Mas os adversários de “Seu José”, que por sinal estava com uma grande vantagem em todas as pesquisas de opinião pública, não perdiam as esperanças e foram buscar na capital do estado um destes marqueteiros capaz de vender a alma ao diabo para conquistar os seus objetivos. E tal marqueteiro passou a comentar a espalhar por toda a cidade que o candidato “Seu José” era realmente um homem sério, mas em compensação a sua única filha, uma jovem solteirona, era perniciosa à sociedade local, pois mantinha casos amorosos com os pais de família, além de aliciar para a prática do sexo as crianças e adolescentes. “Ela está sempre à espera de todos com as pernas abertas”, dizia o marqueteiro pelos quatro cantos da cidade. Portanto, naquela pequenina cidade esta instituída a baixaria do mais alto nível.
“Seu José”, ao tomar conhecimento dos comentários, decidiu tomar uma atitude drástica, qual seja a de levar a sua filha Maria da Conceição até um médico para que lhe examinasse e constatasse se ela era virgem ou não. Vale ressaltar que na época e na cidade, a questão “virgindade” era um caso sério, sendo inclusive motivo para bárbaros crimes praticados. Maria da Conceição relutou em se submeter a tais constrangimentos, mas diante de tantos apelos por parte do seu pai e da sua mãe, acabou por concordar em fazer o tal exame, com uma única exigência: que fosse feito não pelos jovens médicos que residiam na cidade, mas sim por um velho “farmacêutico cirurgião parteiro” conhecido pelo nome de Doutor Sebastião, com quase 90 anos de idade, sendo que mais de 60 anos foram dedicados aos doentes da cidade e de toda a região. Aliás, foi ele quem fez o parto do nascimento de Maria da Conceição, sendo também o seu padrinho de batismo. Por toda esta sua dedicação, o Doutor Sebastião era uma pessoa querida e respeitada pela população.
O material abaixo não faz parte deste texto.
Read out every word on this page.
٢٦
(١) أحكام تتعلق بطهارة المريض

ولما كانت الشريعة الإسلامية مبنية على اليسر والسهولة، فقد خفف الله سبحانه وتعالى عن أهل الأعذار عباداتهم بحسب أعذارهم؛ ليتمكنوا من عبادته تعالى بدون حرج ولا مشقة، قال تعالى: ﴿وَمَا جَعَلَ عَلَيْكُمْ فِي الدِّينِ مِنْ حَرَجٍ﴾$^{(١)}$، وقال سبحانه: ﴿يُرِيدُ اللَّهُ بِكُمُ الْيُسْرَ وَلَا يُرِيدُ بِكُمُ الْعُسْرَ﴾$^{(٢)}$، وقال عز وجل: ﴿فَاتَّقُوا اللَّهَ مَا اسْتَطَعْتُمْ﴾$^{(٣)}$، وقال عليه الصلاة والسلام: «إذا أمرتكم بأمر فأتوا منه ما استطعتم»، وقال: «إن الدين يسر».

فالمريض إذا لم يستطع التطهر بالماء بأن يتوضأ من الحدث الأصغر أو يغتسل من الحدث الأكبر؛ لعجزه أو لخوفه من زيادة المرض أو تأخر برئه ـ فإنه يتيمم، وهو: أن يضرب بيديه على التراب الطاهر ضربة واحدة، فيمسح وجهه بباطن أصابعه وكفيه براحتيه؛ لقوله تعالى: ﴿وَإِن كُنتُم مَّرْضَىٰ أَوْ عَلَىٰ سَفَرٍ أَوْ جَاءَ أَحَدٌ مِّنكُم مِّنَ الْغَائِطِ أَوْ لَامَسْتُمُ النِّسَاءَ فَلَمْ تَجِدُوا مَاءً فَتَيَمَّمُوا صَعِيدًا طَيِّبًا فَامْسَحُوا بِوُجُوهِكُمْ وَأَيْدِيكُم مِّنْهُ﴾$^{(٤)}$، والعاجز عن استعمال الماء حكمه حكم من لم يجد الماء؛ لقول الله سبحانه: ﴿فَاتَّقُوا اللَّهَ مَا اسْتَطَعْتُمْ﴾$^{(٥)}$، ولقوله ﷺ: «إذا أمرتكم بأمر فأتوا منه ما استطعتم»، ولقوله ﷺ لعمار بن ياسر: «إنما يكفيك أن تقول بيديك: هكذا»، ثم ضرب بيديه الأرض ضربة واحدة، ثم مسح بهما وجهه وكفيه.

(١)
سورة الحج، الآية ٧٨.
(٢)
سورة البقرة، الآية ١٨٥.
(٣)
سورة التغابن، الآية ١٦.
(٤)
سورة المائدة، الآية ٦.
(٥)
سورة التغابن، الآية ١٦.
Tudo acertado, lá vai Maria da Conceição, acompanhada do “Seu José” e de seu esposa, rumo ao consultório do Doutor Sebastião, que estava localizado do outra lado da praça principal da cidade. Lá chegando, o “farmacêutico cirurgião parteiro” cumprimenta afetuosamente o trio, conversam sobre algumas amenidades e manda Maria da Conceição entrar em um pequeno quarto, vestir uma camisola de cor branca, deitar na maca e aguardar para ser examinada. Tudo feito, respeitosamente ele inicia a perícia, e ao concluir divulga o laudo médico. Estava assim escrito, em letras bem nítidas, embora um tanto quanto trêmulas, talvez devido à própria idade avançada do Doutor Sebastião. Eis, na íntegra, o laudo médico assinado pelo ilustre esculápio:
“Ezaminando (realmente, com a letra z) as partes fudetorias da Dona Maria da Conceição, não constatei sinais de defloramento. Constatei, sim, uma ronxa roxa, em redor da crica, que tudo leva a crer, ser sinal de p...!”.
Até hoje, na cidade, a população que tomou conhecimento do dito laudo médico, está em dúvidas sobre o que o Doutor Sebastião quis dizer com a tal RONXA ROXA.